Samaya Clark, chief equity officer and executive director of the Milwaukee County Office of Equity, presented the county’s Health and Racial Equity Accelerator to the Shorewood Village Board, describing it as a suite of dashboards, downloadable toolkits and an online “impact planner” designed to help local leaders assess population needs and plan equitable projects.

“The tool allows you to have a good understanding of who your constituents are and what their unique needs are,” Clark said, walking trustees through county dashboards that show differences by municipality in homeownership, age, language access and indicators such as food insecurity and opioid overdoses.

Clark pointed to county maps that identify neighborhoods where more than 40 percent of residents report food insecurity and cited homeownership gaps — noting the county would need “over 30,000 more Black or African American families” across the county to achieve parity in homeownership with other racial groups, as displayed in the dashboard. She also described an impact-planner feature that lets officials upload a project idea, answer targeted questions and receive recommendations for outreach and design.
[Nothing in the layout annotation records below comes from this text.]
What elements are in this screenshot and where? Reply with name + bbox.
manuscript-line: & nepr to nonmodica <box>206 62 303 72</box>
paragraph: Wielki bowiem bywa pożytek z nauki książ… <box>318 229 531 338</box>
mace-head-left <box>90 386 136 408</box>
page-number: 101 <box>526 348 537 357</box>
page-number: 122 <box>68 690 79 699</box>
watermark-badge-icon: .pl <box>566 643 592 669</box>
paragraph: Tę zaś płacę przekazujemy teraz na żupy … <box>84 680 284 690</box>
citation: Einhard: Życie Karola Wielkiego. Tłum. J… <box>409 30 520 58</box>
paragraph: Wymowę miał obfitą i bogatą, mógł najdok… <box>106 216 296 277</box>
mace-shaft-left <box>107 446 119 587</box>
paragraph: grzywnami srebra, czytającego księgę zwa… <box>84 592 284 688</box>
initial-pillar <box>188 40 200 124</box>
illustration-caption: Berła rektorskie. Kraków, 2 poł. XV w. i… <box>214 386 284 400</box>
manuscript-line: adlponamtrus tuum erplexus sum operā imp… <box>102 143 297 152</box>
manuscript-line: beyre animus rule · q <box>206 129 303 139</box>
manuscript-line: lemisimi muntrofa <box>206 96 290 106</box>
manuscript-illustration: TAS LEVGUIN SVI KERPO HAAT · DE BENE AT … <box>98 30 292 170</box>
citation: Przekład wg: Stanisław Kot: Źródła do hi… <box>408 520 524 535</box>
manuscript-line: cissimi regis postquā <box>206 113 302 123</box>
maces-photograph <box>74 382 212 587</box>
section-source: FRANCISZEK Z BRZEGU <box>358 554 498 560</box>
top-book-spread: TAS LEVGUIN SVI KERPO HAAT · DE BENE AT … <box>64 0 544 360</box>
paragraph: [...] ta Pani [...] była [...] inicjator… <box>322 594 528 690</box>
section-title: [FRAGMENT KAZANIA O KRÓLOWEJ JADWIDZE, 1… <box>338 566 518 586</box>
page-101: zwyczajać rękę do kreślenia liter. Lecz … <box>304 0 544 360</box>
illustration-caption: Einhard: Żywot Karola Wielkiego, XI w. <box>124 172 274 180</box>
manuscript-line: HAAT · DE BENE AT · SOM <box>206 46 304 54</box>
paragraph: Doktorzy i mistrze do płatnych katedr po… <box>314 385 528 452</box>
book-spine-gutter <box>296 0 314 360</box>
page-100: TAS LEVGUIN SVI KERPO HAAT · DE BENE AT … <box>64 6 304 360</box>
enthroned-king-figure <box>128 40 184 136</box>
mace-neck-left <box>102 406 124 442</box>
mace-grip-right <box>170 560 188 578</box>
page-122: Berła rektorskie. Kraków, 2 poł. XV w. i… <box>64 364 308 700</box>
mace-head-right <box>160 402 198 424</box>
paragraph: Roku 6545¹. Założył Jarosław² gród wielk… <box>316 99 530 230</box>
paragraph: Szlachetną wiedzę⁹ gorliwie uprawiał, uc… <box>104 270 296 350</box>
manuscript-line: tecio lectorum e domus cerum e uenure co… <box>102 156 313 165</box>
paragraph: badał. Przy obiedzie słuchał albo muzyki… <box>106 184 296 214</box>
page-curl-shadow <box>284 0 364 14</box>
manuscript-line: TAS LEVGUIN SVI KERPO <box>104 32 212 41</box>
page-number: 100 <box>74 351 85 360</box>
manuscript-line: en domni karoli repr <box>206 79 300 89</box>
Trustees praised the presentation as concise and practical. “I really laud your approach here,” Trustee Chelsea Warren said, adding the dashboards make it easier for local officials to see both problems and concrete next steps. Clark emphasized the accelerator also offers technical assistance — including research support, community engagement guidance, language-access resources and disability-rights expertise — and encouraged trustees and staff to explore the website and request help for specific initiatives.

Why it matters: The accelerator packages demographic, health and economic data with planning tools and county staff technical support, enabling smaller municipalities to design projects and grant proposals that explicitly consider racial, age and language disparities. Trustees said the resource aligns with Shorewood’s strategic goals to integrate equity into municipal policymaking.

Clark invited trustees to test the site’s tools and suggested the impact planner could help shape grant applications and community engagement strategies. The presentation closed with trustees thanking Clark and noting staff and committee members could use the materials when prioritizing future initiatives.